Most importantly, the Ionburst party model enforces segmented access to data – access credentials and data stored within a party cannot be shared with another party, ever.

Security is often thought of in terms of CIA – Confidentiality, Integrity and Availability. Existing solutions and technologies enable one or more of these concepts to varying degrees.

Ionburst goes further by combining them all in a single service. Ionburst’s greatest strength is its ability to be bespoke based on risk appetite and user choice, providing the level of security desired for each unique use case.

Data privacy is maintained for all data objects and their persisted fragments, both in transit and at rest, removing any residency limitations imposed by corporate governance or regulators.

Ionburst is designed for more than just filling the gap in the SRM.  Ionburst exists to help the transition to a post Cloud EDGE/IoT world where data and code will need to be readily available by their respective owners.

That future has been somewhat brought forward by the COVID-19 epidemic affecting us all. It’s essential that data moves, and the compute effort moves with it in a manner that renders the Cloud a massively distributed network of compute, storage, memory, code and secure components.

The need for both architecture and design to accommodate non-technology paradigms such as data privacy, data residency and data sovereignty is vital.

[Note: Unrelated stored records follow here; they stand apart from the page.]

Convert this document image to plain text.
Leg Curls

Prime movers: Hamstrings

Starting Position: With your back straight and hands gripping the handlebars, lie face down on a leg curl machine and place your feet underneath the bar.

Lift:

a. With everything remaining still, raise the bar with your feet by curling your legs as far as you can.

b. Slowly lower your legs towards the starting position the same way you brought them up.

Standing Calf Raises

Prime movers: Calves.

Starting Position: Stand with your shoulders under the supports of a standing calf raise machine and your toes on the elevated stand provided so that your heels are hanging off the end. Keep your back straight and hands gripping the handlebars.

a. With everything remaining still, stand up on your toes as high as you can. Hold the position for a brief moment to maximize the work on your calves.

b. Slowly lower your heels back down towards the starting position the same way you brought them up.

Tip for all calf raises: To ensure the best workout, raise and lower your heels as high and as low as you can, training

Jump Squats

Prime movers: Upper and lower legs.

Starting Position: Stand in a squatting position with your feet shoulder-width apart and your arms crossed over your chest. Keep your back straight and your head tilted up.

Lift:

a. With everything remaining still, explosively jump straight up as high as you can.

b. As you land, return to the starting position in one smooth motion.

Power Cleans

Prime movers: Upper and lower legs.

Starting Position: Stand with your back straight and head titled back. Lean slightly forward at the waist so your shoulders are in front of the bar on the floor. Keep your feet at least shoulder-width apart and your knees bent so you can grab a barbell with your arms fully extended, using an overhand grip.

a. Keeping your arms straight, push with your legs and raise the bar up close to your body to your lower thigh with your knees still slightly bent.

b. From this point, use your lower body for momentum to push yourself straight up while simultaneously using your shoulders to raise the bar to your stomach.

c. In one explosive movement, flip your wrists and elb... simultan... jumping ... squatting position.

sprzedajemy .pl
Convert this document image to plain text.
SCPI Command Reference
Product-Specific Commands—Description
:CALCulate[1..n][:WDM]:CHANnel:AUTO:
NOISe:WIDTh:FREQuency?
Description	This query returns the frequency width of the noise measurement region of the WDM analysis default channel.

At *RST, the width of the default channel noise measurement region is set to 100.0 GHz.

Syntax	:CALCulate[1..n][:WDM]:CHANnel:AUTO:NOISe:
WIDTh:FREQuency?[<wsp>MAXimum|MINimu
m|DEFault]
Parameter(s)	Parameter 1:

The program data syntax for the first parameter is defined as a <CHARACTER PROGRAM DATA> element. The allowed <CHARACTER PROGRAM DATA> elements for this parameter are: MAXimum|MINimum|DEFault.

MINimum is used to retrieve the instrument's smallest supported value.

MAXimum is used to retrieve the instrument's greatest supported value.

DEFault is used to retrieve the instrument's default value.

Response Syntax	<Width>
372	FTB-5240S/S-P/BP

The very definition of data is changing.

Metadata is becoming a security principle rather than a classification. The logical link between data and owners needs to advance if data security in Cloud and EDGE/IoT domains in a 5G world is to succeed in keeping hackers at bay with the preservation of on-demand data availability to its owner.

Who actually has access to my data? How many copies are there? Where are they? What’s the attack vector of my data? More fundamentally these days, what’s its financial and carbon cost?

These are all dimensions of what an ‘ultra-secure’ Cloud storage platform needs, to persist agile data and code wherever the consuming data owner or process needs.

These are the dimensions Ionburst provides.